If unsalaried interns are vulnerable, the majority of unemployed Gen-‘whY me’s are concomitantly disadvantaged by shifting expectations. Individuals who can afford to work for free wind up with a pancake stack of internships on their resume and thus sit ahead of those working doubles at Medieval Times in anticipation of January’s hydro bill.
Of course, there are people who navigate the perilous waters of no-dollars jobs and work to make it happen for themselves. Plenty of unpaid interns work multiple jobs in order to finance their more glamorous, intellectually-stimulating day jobs. In many cases a second job can make the dream job feasible, but it adds up to a hell of a lot of hours. Spend all day at the real job, then a swift, Clark Kent phone booth change and off to the job that pays for it. Family time, creative time, leisure time – all of these legitimate personal needs – suffer as a result.
When did we become accustomed to thinking that this was an acceptable offer? I am not talking about time spent working on projects of passion; I am talking about what we consider and classify as ‘work’ and why it needs to pay the rent. Compensation for labour is a basic necessity and if this sounds like it issues from a sense of entitlement, rightly so. Ross Perlin states it simply in Intern Nation: How to Earn Nothing and Learn Little in the Brave New Economy: if a business cannot afford to pay its employees minimum wage, it cannot afford to be in business. When I read that a company is soliciting young, intelligent people to work for them for forty hours a week for the possibility of a high-five and a birthday card, it offends me in more than a ‘my mom thinks I’m special’ kind of way.

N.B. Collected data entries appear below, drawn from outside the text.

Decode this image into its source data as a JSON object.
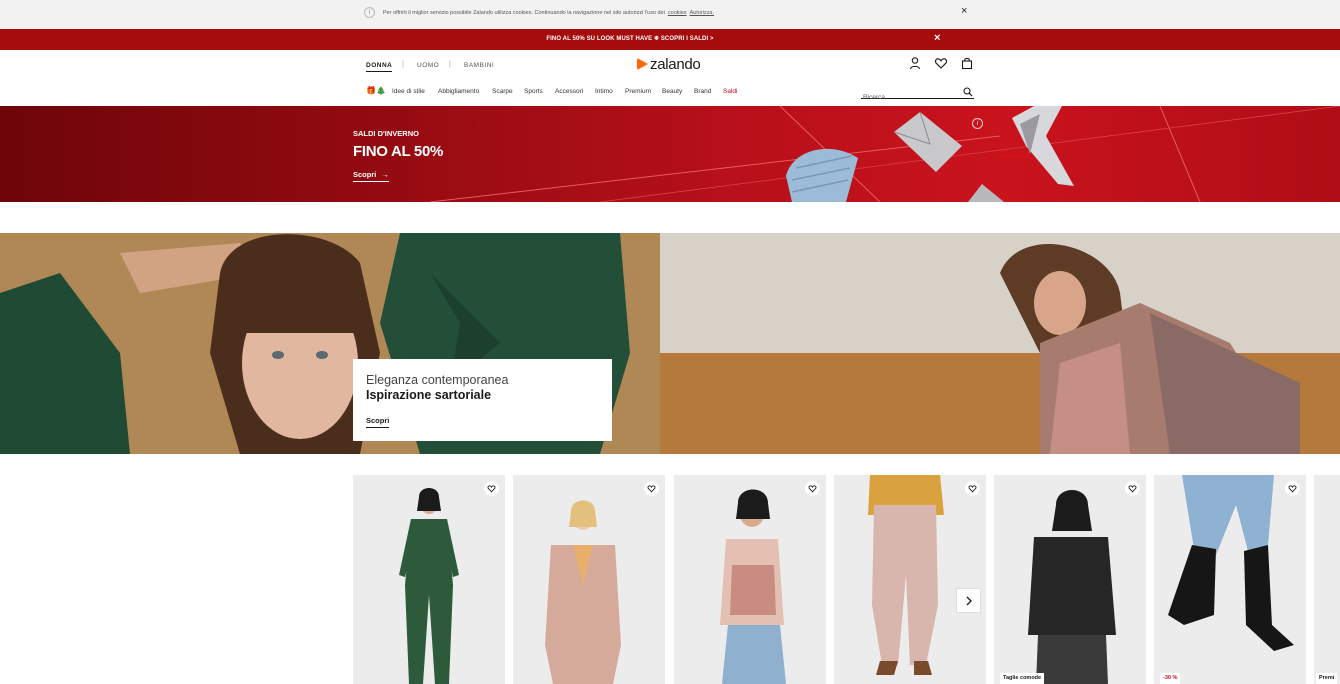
{
  "cookie_bar": {
    "info_glyph": "i",
    "text": "Per offrirti il miglior servizio possibile Zalando utilizza cookies. Continuando la navigazione nel sito autorizzi l'uso dei",
    "link_cookies": "cookies",
    "link_authorize": "Autorizza.",
    "close": "×"
  },
  "promo_bar": {
    "text": "FINO AL 50% SU LOOK MUST HAVE ❄ SCOPRI I SALDI >",
    "close": "×"
  },
  "header": {
    "genders": [
      {
        "label": "DONNA",
        "active": true
      },
      {
        "label": "UOMO",
        "active": false
      },
      {
        "label": "BAMBINI",
        "active": false
      }
    ],
    "separators": [
      "|",
      "|"
    ],
    "logo": "zalando",
    "icons": [
      "user-icon",
      "heart-icon",
      "bag-icon"
    ],
    "gift_glyph": "🎁🎄",
    "nav": [
      "Idee di stile",
      "Abbigliamento",
      "Scarpe",
      "Sports",
      "Accessori",
      "Intimo",
      "Premium",
      "Beauty",
      "Brand",
      "Saldi"
    ],
    "search": {
      "placeholder": "Ricerca",
      "icon": "search-icon"
    }
  },
  "winter_banner": {
    "eyebrow": "SALDI D'INVERNO",
    "headline": "FINO AL 50%",
    "cta": "Scopri",
    "cta_arrow": "→",
    "info_glyph": "i"
  },
  "editorial": {
    "line1": "Eleganza contemporanea",
    "line2": "Ispirazione sartoriale",
    "cta": "Scopri"
  },
  "products": [
    {
      "id": "green-jumpsuit",
      "tag": ""
    },
    {
      "id": "check-blazer",
      "tag": ""
    },
    {
      "id": "pink-cami",
      "tag": ""
    },
    {
      "id": "check-trousers",
      "tag": ""
    },
    {
      "id": "black-blouse",
      "tag": "Taglie comode"
    },
    {
      "id": "black-boots",
      "tag": "-30 %"
    },
    {
      "id": "partial-card",
      "tag": "Premi"
    }
  ],
  "colors": {
    "promo_red": "#a50c0c",
    "banner_red": "#c9131d",
    "sale_text": "#d0021b",
    "logo_orange": "#ff6900"
  }
}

If this is the new standard, we have to wonder where it came from and how it has become naturalized in our society. Speaking to serial interns, several phrases recur in the rationalization process. ‘Investing in the future’ is a big one, as is the old culturally-engrained adage ‘paying [one’s] dues.’ Such rationales are entrenched in a conservative ideology that dictates an illusive, infinitely-delayed reward system while dehumanizing the ‘human capital’ at its disposal. The system is psychologically damaging: it makes us feel that we cannot be self-sufficient until we jump through its hoops. To have your work undervalued, to feel indebted to a company you are working to impress while a sad bag of conciliatory Sun Chips from the vending machine puts you at a net loss for the day – are these really the options?
Well, no. Obviously not. The more I think about it, the clearer it becomes that I’ve fallen into the same mind trap that dictates this insane logic of dues-paying to a higher authority. I’ve become caught up in the false dichotomy Perlin addresses in Intern Nation: the perception that “the only alternative to high-powered careerism is ‘Do you want fries with that?’” And while Perlin and other voices in the internship debate call for companies to meet minimum wage requirements for their interns, I realize I would never want to work for an organization that was inclined to systematically exploit their lower orders in the first place. Why bend over backwards and forfeit all person-time just to demonstrate my readiness for the white-collar working world I never wanted? My resume doesn’t stack up like pancakes; I can deal with that. Resolve: to refigure my commitments, consider the oxymoronic term ‘business ethics,’ and radically revise my search engine keywords.